Professional sports are going through a serious local TV upheaval because of how much chord cutting has fundamentally altered the business of TV. If the most lucrative television contracts on planet earth are at risk because 83 percent of Americans say they watch streaming services, versus just 36 percent who say they subscribe to cable or satellite TV at home, what makes these Trump bootlickers so special? Know where people in the markets that Sinclair and Nexstar pre-empted Kimmel can still watch Jimmy Kimmel Live!? On Disney+. On Hulu. On Sling TV. These media giants are not the only game in town anymore, and if they want to play hardball with the mouse, the mouse has a very good hand to play here.

Awful Announcing published a good article about the sports angle to this, where we are one step closer to a world where Sinclair and Nexstar are not awarded the very lucrative college football and NFL games that ABC and Disney control in retaliation for those companies pre-empting other Disney programming. They are allowed to pre-empt Disney programming a certain number of times, but over that limit, they are in violation of their contracts with ABC, and this is where the Disney lawyers put on their superhero capes and haunt people’s dreams. For example, #4 LSU travels to #13 Ole Miss for this weekend’s second biggest college football game on ABC (#6 Oregon at #3 Penn State later that day on NBC/Peacock has game of the year potential written all over it), and the more that Sinclair and Nexstar push Disney, the more Disney’s interests align around withholding big games like LSU at Ole Miss from their affiliates and telling viewers in those markets to bypass Sinclair and Nexstar altogether and watch them in the ESPN app.

We are in the very early days of this squabble, so perhaps this is just a token gesture from Sinclair and Nexstar to Brendan Carr of how much they tacitly agree with Trump’s authoritarianism in hopes they can avoid the FCC’s ire before they return to their contractual obligations with Disney. But if this saga endures, each day becomes more dangerous than the last for Nexstar and Sinclair. At the very least, what the last 24 hours have proven is that Disney cannot always trust its business partners to do what Disney wants them to do. With so much programming moving to streaming already, especially with sports, there exists a tipping point where Disney concludes that it’s better to push their so-called business partners out of their business, and either absorb it themselves or get a less intransigent local station owner in place. If there is one thing that history has taught us, it’s that you do not fuck with the mouse’s money and get away with it.

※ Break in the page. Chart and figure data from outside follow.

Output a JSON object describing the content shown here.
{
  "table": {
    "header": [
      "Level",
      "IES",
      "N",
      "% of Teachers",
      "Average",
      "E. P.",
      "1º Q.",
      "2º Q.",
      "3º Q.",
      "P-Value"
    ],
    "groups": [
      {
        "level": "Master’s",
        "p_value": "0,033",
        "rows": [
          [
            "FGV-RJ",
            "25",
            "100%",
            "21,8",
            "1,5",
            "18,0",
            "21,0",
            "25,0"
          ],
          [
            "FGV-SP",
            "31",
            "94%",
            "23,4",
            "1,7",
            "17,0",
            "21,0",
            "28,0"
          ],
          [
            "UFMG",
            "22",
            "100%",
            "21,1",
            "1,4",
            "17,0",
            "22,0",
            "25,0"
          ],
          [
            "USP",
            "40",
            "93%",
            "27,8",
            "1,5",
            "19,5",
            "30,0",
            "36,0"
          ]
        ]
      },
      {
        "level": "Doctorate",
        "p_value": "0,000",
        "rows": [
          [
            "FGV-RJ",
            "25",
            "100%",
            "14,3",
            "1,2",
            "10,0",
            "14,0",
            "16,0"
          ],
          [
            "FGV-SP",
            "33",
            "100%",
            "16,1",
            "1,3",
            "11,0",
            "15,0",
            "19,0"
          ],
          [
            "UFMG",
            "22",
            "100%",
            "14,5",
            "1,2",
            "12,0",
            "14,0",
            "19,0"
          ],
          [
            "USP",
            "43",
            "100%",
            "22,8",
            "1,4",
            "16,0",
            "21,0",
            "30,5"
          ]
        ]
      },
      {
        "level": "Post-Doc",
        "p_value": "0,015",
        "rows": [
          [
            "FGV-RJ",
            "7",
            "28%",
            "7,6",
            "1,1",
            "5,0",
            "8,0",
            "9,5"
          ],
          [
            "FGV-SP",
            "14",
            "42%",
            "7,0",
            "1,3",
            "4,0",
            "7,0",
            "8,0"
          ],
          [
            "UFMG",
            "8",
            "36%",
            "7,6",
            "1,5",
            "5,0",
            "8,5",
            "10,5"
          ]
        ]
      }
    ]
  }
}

Awful Announcing believes that Sinclair could likely benefit in the short-term should Disney pull games like LSU at Ole Miss off their affiliates, because Sinclair and Nexstar customers could still watch it on these streaming services, but that just further incentivizes Disney to do what they want to do long-term and conquer the whole world through their streaming platforms. In their ideal scenario, there is no Nexstar or Sinclair (or Peacock or Prime or Netflix, etc…), and everyone watches their programming directly through properties they own like Disney+, Hulu and FuboTV.

What Sinclair and Nexstar are doing right now is emblematic of the broader short-term focus from corporate America that led to the downfall of the American empire as we know it. In a world where major executive compensation is rooted in the stock market, the only incentive has become to boost tomorrow’s stock price. This has led to a short-term corporate focus that is antithetical to everything I was taught in finance school about sober analysis and ten-year planning. Nexstar and Sinclair are currently doing the equivalent of selling physical newspapers in 1997 while betting that Trump can reverse the endless march of time. The chord-cutting phenomenon has long trended against their chord-based businesses, and they are threatening to accelerate it, seemingly in the hopes that dear leader Trump can save them from the inevitable global takeover that Disney has been plotting for the last century.